Ranklin had been delayed by colliding with Signora Falcone in the doorway. He never knew that when he appeared, just a running figure in the patchy light, O’Gilroy had switched aim to him and taken the first pressure on the trigger. Then he switched back to Jankovic and shot him dead.
The sound of the shot faded, leaving just the smell of gunfire. Ranklin reached Corinna and grabbed her arm; it was like trying to pivot a statue.
“Are you all right?”
“I guess so . . .” She seemed dazed. Then suddenly she sagged.
“Sit down.”
“Hell, I’ve been sitting all night . . .” But then she slumped onto a sofa. “Is it really all right? Really?”
He sat beside her, clutching her hands. “Yes, yes, all right.”
“I knew you’d come . . . No, I didn’t see how you could, but I believed you would. You and Conall, you’re the only ones in the world who could . . .” She freed a hand to gesture at the room, its broken glass, bullet scars, its corpse. “Are they both . . . ?”
“Both dead, yes.”
She gave a shiver and was silent for a few moments, then: “I wanted them dead, but . . . We made you kill them, didn’t we?” She stared at him as if they’d never met before. “How can you stand it? All this killing people? You don’t show anything!” She looked up at O’Gilroy, who was making a slow business of counting his unfired cartridges. “Neither of you!”
“You’re not supposed to show it,” Ranklin said.
“But you must – Oh God!” She jumped up and fled up the stairs. Ranklin stood, looking after her hesitantly. There was a burst of chatter by the front door; servants were bringing in Falcone in a wheelchair.
O’Gilroy replaced the automatic’s magazine with a loud snap.
“You don‘t show anything,” Ranklin said, “and you don’t feel anything.”
O’Gilroy smiled faintly. “Is that an order, Captain?”
“I suppose it is.”
33
The rising sun threw long shadows from the pillars of the back portico and the cypresses beyond, there was coffee on the terrace table and the air was fresh but with an underlying warmth.
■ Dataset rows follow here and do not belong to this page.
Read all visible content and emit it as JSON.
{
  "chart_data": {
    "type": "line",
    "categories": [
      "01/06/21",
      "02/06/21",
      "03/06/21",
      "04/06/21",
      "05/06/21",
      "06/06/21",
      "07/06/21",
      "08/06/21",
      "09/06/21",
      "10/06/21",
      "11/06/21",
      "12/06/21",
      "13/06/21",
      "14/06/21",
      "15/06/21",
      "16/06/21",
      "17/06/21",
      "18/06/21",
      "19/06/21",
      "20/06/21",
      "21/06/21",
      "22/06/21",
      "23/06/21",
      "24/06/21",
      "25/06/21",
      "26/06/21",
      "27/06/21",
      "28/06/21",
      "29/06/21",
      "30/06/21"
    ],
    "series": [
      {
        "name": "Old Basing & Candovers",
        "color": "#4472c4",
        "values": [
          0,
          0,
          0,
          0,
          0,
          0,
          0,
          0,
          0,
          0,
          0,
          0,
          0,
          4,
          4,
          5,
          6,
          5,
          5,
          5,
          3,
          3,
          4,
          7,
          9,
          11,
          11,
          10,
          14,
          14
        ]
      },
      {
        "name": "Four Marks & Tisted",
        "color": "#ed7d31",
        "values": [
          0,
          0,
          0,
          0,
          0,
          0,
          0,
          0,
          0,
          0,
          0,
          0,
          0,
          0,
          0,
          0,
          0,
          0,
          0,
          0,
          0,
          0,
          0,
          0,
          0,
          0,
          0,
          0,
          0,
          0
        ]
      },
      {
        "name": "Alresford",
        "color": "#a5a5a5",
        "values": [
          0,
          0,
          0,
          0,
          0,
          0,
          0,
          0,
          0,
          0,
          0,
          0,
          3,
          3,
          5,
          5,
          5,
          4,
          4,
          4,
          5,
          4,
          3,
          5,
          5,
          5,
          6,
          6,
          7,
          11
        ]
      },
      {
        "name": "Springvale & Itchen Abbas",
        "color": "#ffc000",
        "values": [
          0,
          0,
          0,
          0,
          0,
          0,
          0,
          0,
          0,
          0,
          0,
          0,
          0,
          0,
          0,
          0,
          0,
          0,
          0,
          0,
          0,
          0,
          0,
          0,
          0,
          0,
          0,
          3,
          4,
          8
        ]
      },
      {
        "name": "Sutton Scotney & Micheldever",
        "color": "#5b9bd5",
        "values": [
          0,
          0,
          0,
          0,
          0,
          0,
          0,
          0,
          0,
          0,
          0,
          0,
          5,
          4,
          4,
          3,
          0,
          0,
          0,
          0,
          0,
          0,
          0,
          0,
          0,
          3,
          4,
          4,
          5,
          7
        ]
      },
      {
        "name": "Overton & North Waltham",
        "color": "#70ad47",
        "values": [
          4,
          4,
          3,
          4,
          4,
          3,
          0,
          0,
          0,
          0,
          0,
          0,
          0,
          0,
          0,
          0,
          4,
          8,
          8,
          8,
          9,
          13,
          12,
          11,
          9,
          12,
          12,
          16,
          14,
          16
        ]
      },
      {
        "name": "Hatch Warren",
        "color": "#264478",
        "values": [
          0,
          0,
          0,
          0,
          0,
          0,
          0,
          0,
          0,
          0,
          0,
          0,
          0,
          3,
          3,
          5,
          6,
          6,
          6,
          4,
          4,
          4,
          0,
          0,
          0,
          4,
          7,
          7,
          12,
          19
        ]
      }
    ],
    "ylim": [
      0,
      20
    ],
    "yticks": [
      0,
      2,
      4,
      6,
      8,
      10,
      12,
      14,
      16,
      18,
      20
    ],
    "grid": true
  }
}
In all, a perfect Italian autumn day if you could ignore the shattered french windows, a few bullet-holes and two bodies stowed somewhere back in the house. And Ranklin had no trouble ignoring them; they were strictly Falcone’s problem. He took another gulp of coffee.
Signora Falcone was also back there, placating the servants, who had been shut up in their basement rooms, and sending out breakfast in dribs and drabs. D’Annunzio had been locked in his room and probably asleep until the shooting started. They had caught a glimpse of him in a vivid bathrobe, demanding explanations; now, presumably, he was getting properly dressed. Falcone himself sat at the table in his wheelchair, still with a rug over his knees, looking pale and serious. But then, he had problems. Ranklin put some smoked ham on a piece of bread.